Gold prices traded slightly lower during Asian trade on Friday, while futures prices surged after reports that the United States had imposed tariffs on imports of one-kilogram gold bars, fuelling safe-haven demand amid escalating trade tensions and growing expectations for a U.S. interest rate cut.
By 3:25 pm AEST (5:25 am GMT) spot gold eased $2.40 or 0.1% to US$3,393.94 per ounce, after earlier touching its highest level since 23 July.
The metal remains up 0.9% for the week, poised for a second consecutive weekly advance.
U.S. gold futures climbed to an all-time high, with the price spread between New York contracts and spot prices widening by more than $100.
The sharp divergence followed a Financial Times report on Thursday that U.S. Customs and Border Protection had reclassified certain bullion imports under a code subject to higher tariffs.
According to a letter dated 31 July and cited by the Financial Times, one-kilogram and 100-ounce gold bars will now fall under tariff-affected categories.
The change could significantly impact Switzerland, the world’s largest gold refining hub, which exports large volumes of bullion to the United States.
The move forms part of a broader tariff escalation under U.S. President Donald Trump.
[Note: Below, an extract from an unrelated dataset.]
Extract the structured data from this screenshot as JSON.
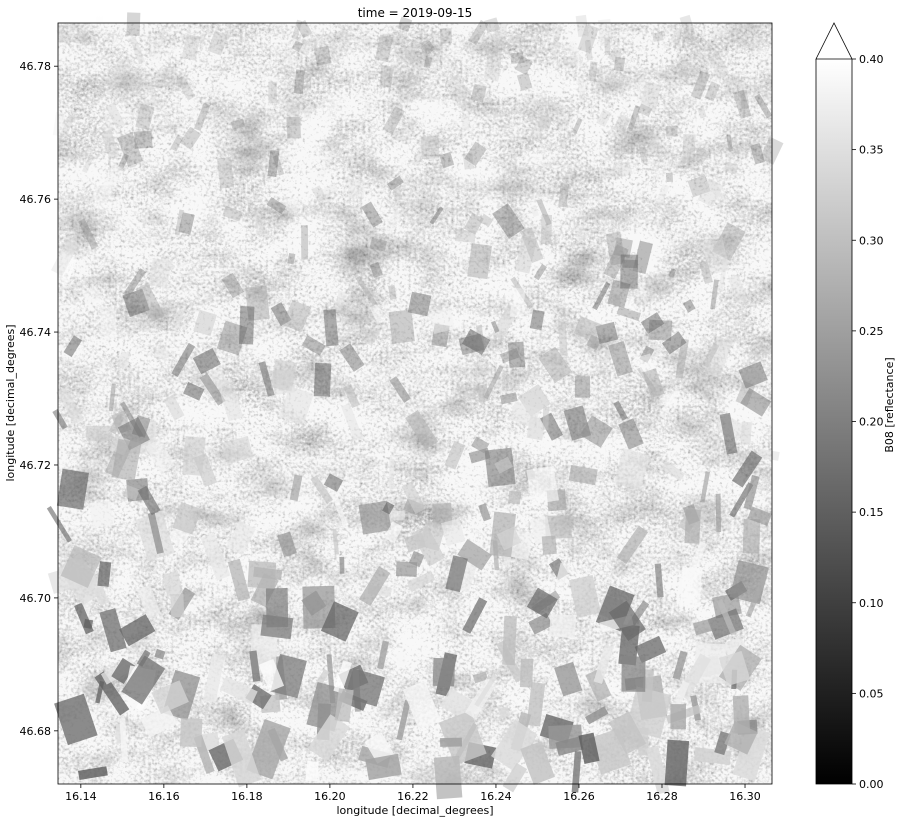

The higher import duties, affecting dozens of countries including Switzerland, Brazil and India, took effect on Thursday.
The policy shift has prompted major trade partners to seek renegotiated agreements in an effort to avoid the financial hit from Washington’s latest measures.
In addition to the trade policy shift, weaker U.S. labour market data has bolstered expectations for monetary easing by the Federal Reserve.
Figures released last week showed softer payroll growth, prompting traders to price in a 91.4% chance of a 25-basis-point rate cut at the Fed’s meeting next month, according to the CME Group FedWatch Tool.